Back in 2006, we talked about the word tzvi צבי. I wrote that Klein:
connects it to the root צבה - meaning "to wish, desire". This verb is found in Aramaic Daniel 6:18, in the Aramaic translations to Biblical Hebrew words such as חשק, חפץ and רצון (all meaning will or desire), and in the Talmud as well (Yoma 86b, 87a). Therefore a translation of Eretz HaTzvi could be "a desirable land", which would pair up well with the phrase ארץ חמדה - Eretz Hemda, which means the same thing.
From this root we also get the Hebrew word צביון tzivyon, which originally meant "will or desire", later became "beauty", and in Modern Hebrew means "character, nature".

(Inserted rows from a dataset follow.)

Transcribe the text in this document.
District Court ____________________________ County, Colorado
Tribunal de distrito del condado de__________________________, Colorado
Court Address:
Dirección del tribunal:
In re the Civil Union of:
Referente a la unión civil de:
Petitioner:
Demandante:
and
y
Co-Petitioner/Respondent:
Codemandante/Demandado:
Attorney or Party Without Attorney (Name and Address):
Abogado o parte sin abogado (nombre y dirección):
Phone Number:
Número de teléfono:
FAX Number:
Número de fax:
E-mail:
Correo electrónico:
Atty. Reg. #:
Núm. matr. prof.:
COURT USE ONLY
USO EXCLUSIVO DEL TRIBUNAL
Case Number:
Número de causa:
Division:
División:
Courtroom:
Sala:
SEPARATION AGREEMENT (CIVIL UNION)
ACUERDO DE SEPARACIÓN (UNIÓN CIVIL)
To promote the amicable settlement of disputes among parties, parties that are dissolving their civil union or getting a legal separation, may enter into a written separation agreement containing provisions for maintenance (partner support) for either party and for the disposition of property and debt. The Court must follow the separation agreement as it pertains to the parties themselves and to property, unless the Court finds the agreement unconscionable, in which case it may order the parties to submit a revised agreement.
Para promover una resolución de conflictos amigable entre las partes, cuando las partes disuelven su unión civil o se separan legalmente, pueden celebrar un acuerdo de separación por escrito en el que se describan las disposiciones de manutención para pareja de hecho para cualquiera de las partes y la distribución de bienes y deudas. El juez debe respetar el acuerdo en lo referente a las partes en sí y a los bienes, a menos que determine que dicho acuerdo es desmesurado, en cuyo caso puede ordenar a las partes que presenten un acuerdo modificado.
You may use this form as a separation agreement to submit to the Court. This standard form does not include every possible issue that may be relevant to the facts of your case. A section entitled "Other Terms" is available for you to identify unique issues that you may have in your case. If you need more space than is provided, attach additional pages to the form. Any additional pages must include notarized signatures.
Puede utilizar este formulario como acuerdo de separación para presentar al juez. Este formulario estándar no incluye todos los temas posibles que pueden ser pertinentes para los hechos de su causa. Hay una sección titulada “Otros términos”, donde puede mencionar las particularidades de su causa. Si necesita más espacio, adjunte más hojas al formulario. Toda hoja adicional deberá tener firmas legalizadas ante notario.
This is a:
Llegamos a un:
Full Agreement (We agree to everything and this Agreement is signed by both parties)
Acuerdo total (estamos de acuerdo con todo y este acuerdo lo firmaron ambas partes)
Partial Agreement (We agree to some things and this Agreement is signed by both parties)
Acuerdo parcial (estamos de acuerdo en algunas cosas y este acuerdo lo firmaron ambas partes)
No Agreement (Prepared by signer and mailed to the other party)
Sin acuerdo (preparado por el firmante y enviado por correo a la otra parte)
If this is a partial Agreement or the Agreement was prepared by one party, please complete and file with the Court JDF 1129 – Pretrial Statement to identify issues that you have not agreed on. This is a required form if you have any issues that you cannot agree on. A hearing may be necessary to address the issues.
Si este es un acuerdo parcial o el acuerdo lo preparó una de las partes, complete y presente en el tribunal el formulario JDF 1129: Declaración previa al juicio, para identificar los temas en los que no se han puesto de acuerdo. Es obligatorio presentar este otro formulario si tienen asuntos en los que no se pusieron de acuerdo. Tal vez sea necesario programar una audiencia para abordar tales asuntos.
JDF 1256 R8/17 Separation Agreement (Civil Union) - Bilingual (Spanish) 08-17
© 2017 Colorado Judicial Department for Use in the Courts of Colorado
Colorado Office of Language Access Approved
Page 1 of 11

Well, this apparently is also the root of the Hebrew slang word sababa סבבה - meaning "cool". As Shoshana Kordova writes:
Sababa is one of several Hebrew slang words meaning “great” or “cool” and can express enthusiasm, satisfaction or assent (“sure,” “no problem”).
“How was your presentation? Did everything go as planned?” one colleague might ask another. “Oh yeah,” the response might be. “It all went sababa, no hitches.”
Sababa comes from the Arabic word tzababa, which means “great” or “excellent” in spoken Arabic, though it is also a more formal Arabic word meaning “yearning” or “strong love.”
So this meaning of "yearning, strong love" in Arabic for tzababa is cognate with the Hebrew צבה, also meaning "desire."
In 2017, I discussed the root חלק, meaning to divide. It is the root of the word machloket מחלוקת, meaning "division, dispute, disagreement."
This word appears in a well-known mishna (Avot 5:17) -
כָּל מַחֲלֹקֶת שֶׁהִיא לְשֵׁם שָׁמַיִם, סוֹפָהּ לְהִתְקַיֵּם. וְשֶׁאֵינָהּ לְשֵׁם שָׁמַיִם, אֵין סוֹפָהּ לְהִתְקַיֵּם. אֵיזוֹ הִיא מַחֲלֹקֶת שֶׁהִיא לְשֵׁם שָׁמַיִם, זוֹ מַחֲלֹקֶת הִלֵּל וְשַׁמַּאי. וְשֶׁאֵינָהּ לְשֵׁם שָׁמַיִם, זוֹ מַחֲלֹקֶת קֹרַח וְכָל עֲדָתוֹ:
The word machloket in this English translation originally appeared as "dispute" and "controversy." However, Safrai, in his commentary, says that this understanding is difficult. Disputes "for the sake of heaven" should be easy to resolve by good arguments, whereas disputes not for the sake of heaven, where personal and external factors are involved, will not be settled by claims of logic.Every machloket that is for the sake of Heaven, will in the end endure; But one that is not for the sake of Heaven, will not endure. Which is the machloket that is for the sake of Heaven? Such was the machloket of Hillel and Shammai. And which is the machloket that is not for the sake of Heaven? Such was the machloket of Korah and all his congregation.
So Safrai, quoting Melamed, writes that the word machloket here does not mean "dispute", but rather "division", i.e. the different groups (on either side of the debate). This was the meaning in Biblical Hebrew (it appears frequently in Divrei Hayamim), and is parallel to the word miflaga מפלגה - also meaning division (the root פלג means divide as well), and is the word for "political party" in Modern Hebrew. Therefore, Safrai concludes, that groups that are organized for a positive purpose ("for the sake of heaven") will endure.